# InfluxDB data loading

Writing orginal and preprocessed data into influxDB bu

In [None]:
from pyspark.sql import SparkSession
from influxdb_client import InfluxDBClient, Point
from influxdb_client.client.write_api import SYNCHRONOUS
import pandas as pd

Spark configuration

In [None]:
# Spark setup
spark = SparkSession.builder.appName("mema").getOrCreate()
spark.sparkContext.setLogLevel("WARN")

The function reads data from a CSV file into a Spark DataFrame and writes the data to an InfluxDB database. It iterates through the Spark DataFrame, creating InfluxDB Points for each row and excluding the "timestamp" column. The function includes error handling to print any encountered exceptions during the process.

In [None]:
# Function for writing to spark
def process_spark_dataframe(spark, csv_file_path, influxdb_bucket):
    # Read CSV file into a Spark DataFrame
    spark_df = spark.read.csv(csv_file_path, header=True, inferSchema=True)

    # InfluxDB setup
    influxdb_url = "http://localhost:8086"
    influxdb_token = "BD8-Z9Rcrb-lCOQcWJ7h-5kzuvX0ZIWMmlw8uza-1psB_8jjQOSbXC8XyOaWyjEBUWUZTXZtp-rYhnQPEZShxw=="
    influxdb_org = "mema_org"

    with InfluxDBClient(url=influxdb_url, token=influxdb_token, org=influxdb_org) as client:
        write_api = client.write_api(write_options=SYNCHRONOUS)

        # Iterate over rows in the Spark DataFrame
        for row in spark_df.collect():
            try:
                # Create InfluxDB Point
                point = Point("HAI_measurements")

                # Add fields to the InfluxDB Point, excluding "timestamp"
                for col_name in spark_df.columns:
                    if col_name != "timestamp":
                        col_value = row[col_name]
                        point.field(col_name, col_value)

                # Write the InfluxDB Point to the database
                write_api.write(influxdb_bucket, influxdb_org, point)

            except Exception as e:
                print(f"Error processing row: {e}")    

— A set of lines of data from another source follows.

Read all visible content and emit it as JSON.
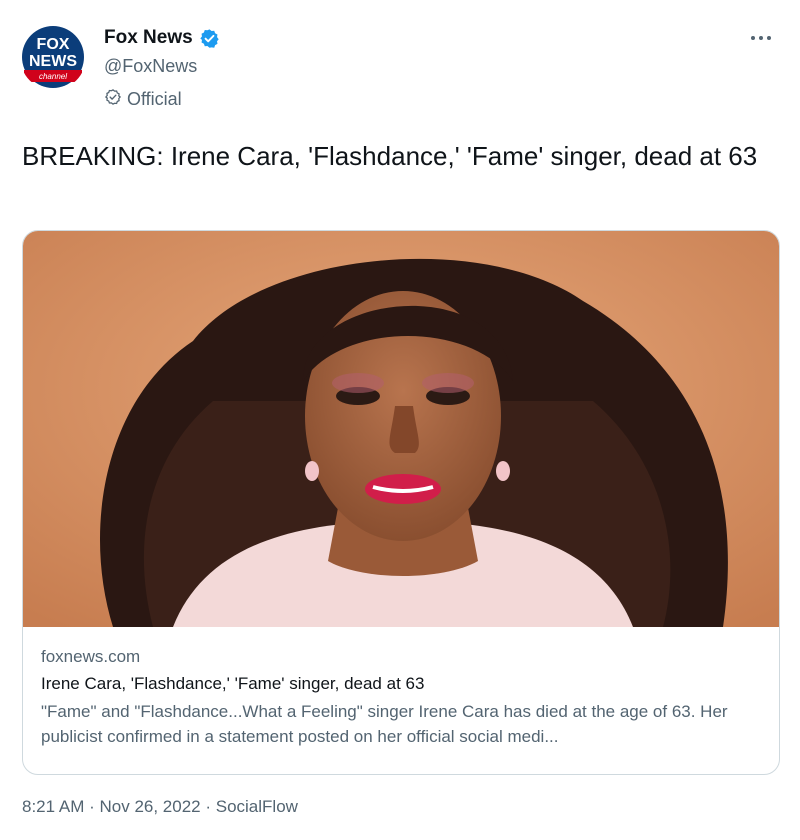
{
  "author": {
    "display_name": "Fox News",
    "handle": "@FoxNews",
    "label": "Official",
    "avatar": {
      "logo_line1": "FOX",
      "logo_line2": "NEWS",
      "logo_line3": "channel"
    }
  },
  "tweet": {
    "text": "BREAKING: Irene Cara, 'Flashdance,' 'Fame' singer, dead at 63"
  },
  "card": {
    "domain": "foxnews.com",
    "title": "Irene Cara, 'Flashdance,' 'Fame' singer, dead at 63",
    "description": "\"Fame\" and \"Flashdance...What a Feeling\" singer Irene Cara has died at the age of 63. Her publicist confirmed in a statement posted on her official social medi..."
  },
  "meta": {
    "time": "8:21 AM",
    "separator": " · ",
    "date": "Nov 26, 2022",
    "source": "SocialFlow"
  },
  "icons": {
    "verified": "verified-badge-icon",
    "official": "official-check-icon",
    "more": "more-dots-icon"
  },
  "colors": {
    "verified_blue": "#1d9bf0",
    "secondary_text": "#536471",
    "primary_text": "#0f1419",
    "card_border": "#cfd9de",
    "fox_blue": "#003a78",
    "fox_red": "#d0021b"
  }
}
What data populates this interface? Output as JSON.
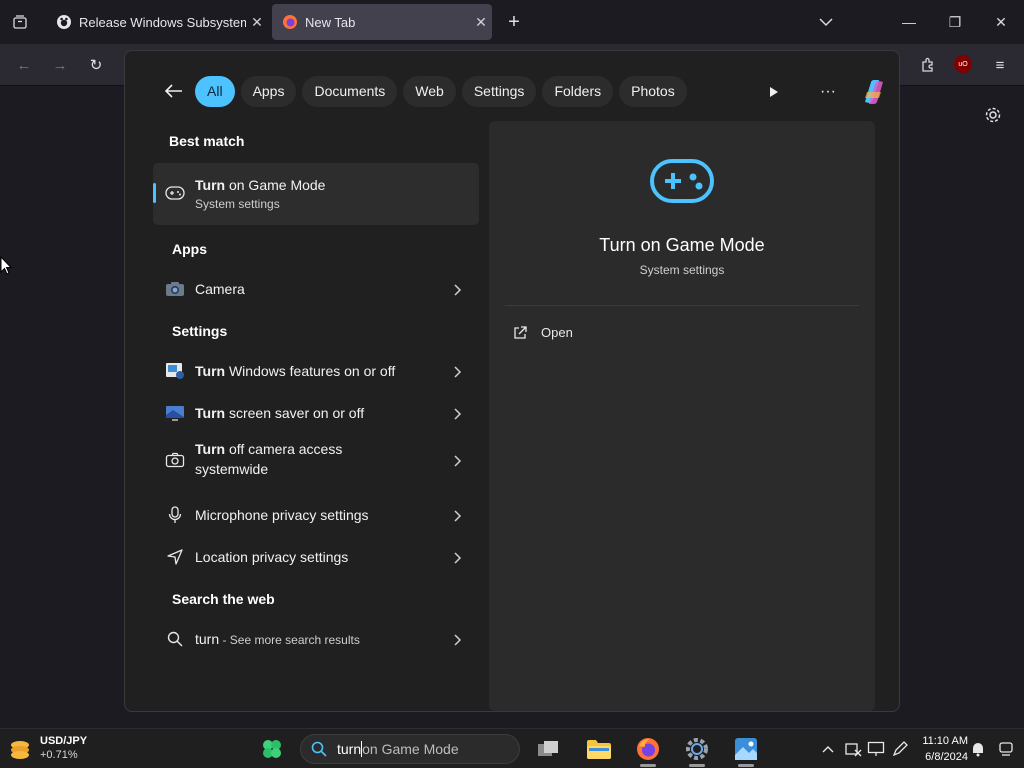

Setting the csv files path for the loading.

In [None]:
# Set CSV file path 
csv_test1 = "/Users/emmatosato/Documents/UNI_Locale/Erasmus/OST/ost-sm-change-detection/data_analysis/merged_data/test_pd1.csv"
csv_test2 = "/Users/emmatosato/Documents/UNI_Locale/Erasmus/OST/ost-sm-change-detection/data_analysis/merged_data/test_pd2.csv"
csv_complete = "/Users/emmatosato/Documents/UNI_Locale/Erasmus/OST/ost-sm-change-detection/data_analysis/merged_data/complete_pd.csv"

csv_test1_proc = "/Users/emmatosato/Documents/UNI_Locale/Erasmus/OST/ost-sm-change-detection/data_analysis/preprocessed_data/scaled_test1.csv"
csv_test2_proc = "/Users/emmatosato/Documents/UNI_Locale/Erasmus/OST/ost-sm-change-detection/data_analysis/preprocessed_data/scaled_test2.csv"
csv_complete_proc = "/Users/emmatosato/Documents/UNI_Locale/Erasmus/OST/ost-sm-change-detection/data_analysis/preprocessed_data/scaled_complete.csv"

Calling the function for scaled and not scaled testing set, and also for the train1 and train 2 sets, merged together in the data analysis step.

In [None]:
process_spark_dataframe(spark, csv_test1, "Test1")
process_spark_dataframe(spark, csv_test2, "Test2")

In [None]:
process_spark_dataframe(spark, csv_test1_proc, "Test1Processed")
process_spark_dataframe(spark, csv_test2_proc, "Test2Processed")

In [None]:
process_spark_dataframe(spark, csv_complete, "CompleteTrain")
process_spark_dataframe(spark, csv_complete_proc, "CompleteTrainProcessed")